New Generation, Same Old Blame Game

New Generation, Same Old Blame Game

In the last quarter, more articles claiming that Gen Z is “not prepared for work” have crossed my daily reading feed. Employers are reporting growing frustrated with their entry-level hires, citing a lack of workplace readiness, and firing them instead of training them.

Sound familiar? It should, because this is the same critique older generations—Baby Boomers and Gen Xers—voiced about Millennials a decade ago, what Boomers said about Gen Xers, and what the Silent Generation said about Boomers. Plato, writing as Socrates (470 – 399 BC, yes, before Christ), wrote, “The children now love luxury; they have bad manners, contempt for authority; they show disrespect for elders and love chatter in place of exercise. Children are now tyrants, not the servants of their households. They no longer rise when elders enter the room. They contradict their parents, chatter before company, gobble up dainties at the table, cross their legs, and tyrannize their teachers.”

And although I really don’t like lumping people all together in generational-defined maxims, I’m very comfortable saying, “New generation, same old flawed blame game.” I published my first book, “Millennials & Management,” in 2014, after almost sinking my company because we didn’t adjust to our younger employees in 2011. The issue is not about lack of work ethic or readiness. It’s about communication. And to be clear, the responsibility for clear communication rests with the leaders and managers.

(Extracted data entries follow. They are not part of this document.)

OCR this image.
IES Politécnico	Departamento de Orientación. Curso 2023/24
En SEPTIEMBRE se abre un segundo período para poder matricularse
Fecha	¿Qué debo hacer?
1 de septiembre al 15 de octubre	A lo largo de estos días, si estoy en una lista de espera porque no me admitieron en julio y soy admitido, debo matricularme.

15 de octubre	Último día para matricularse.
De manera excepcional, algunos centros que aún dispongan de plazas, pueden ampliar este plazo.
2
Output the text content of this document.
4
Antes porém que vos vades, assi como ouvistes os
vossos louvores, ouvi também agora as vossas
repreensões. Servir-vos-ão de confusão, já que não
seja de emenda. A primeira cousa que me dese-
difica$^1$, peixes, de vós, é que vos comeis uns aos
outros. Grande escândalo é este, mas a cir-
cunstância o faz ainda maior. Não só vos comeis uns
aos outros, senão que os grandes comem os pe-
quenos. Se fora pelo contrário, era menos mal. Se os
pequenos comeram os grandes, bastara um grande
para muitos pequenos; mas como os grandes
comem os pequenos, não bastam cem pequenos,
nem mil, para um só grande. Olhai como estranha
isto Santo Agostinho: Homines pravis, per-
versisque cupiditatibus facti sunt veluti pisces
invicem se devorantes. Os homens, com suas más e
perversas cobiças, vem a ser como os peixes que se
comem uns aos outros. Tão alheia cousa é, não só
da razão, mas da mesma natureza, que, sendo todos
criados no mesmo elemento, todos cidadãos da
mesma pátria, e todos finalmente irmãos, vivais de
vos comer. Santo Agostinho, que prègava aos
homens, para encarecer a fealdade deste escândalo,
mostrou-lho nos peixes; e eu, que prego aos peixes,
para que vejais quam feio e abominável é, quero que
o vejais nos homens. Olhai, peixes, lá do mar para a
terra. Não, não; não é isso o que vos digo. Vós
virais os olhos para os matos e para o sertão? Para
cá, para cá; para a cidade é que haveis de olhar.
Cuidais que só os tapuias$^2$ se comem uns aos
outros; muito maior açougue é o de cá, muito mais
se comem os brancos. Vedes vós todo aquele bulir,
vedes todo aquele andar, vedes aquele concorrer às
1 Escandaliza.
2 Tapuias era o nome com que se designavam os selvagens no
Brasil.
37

While it might feel like the pendulum has swung “back” to the employer in the constant ebb and flow of perceived power in the workplace, a company without the youngest generation is a company without a future.  

The Complaints Aren’t New

Frankly, these complaints about "not being prepared for work" could almost be cut and pasted from articles about Millennials from a decade ago, with a few Mad-Lib-like word changes. What these criticisms overlook is that the responsibility of workplace readiness does not fall solely on the employee. It’s the team leader’s job to help their teams—regardless of generation—understand expectations, norms, and the unique demands of their roles. From the first day, not starting six months after new employees have started and regularly disappointing you across different criteria.

Being Clear Starts From Day 1 (or Before)

I’ve given workshops all over the country on inter-generational communication in the workplace. In my experience, it boils down to a) setting and reinforcing explicitly detailed expectations, b) cultivating dynamic feedback loops, and c) understanding that everyone can and should help evolve a workplace culture to stay relevant.

Today, I’ll just address setting expectations, or we’ll be here all weekend.

What might seem "obvious" to a Boomer, GenXer or Millennial who’s been in the workforce for one, two, three or four decades is most likely unfamiliar territory for a 21-year-old fresh out of college. One of the biggest mistakes managers make is assuming that basic workplace norms are universally understood. They aren’t. The same way you would onboard someone to a specific task or tool, you need to onboard people to how your workplace operates. This includes everything from how to communicate with colleagues and managers to what constitutes professionalism, to the expectations for meeting deadlines.

You can’t just assume they know. Because they don’t.

One Thing You Can Do To Drive Clarity

If you do only one thing to improve clarity, start defining deadlines with specificity—day, hour, time zone and format. The number one deadline in high school and college today is 11:59:59. So if you say Tuesday is the deadline, don’t be surprised if you receive work at 11:59:59 PM in your colleague’s time zone. From their experience, they won’t be wrong. Avoid misunderstandings by driving clarity with detail in your expectations.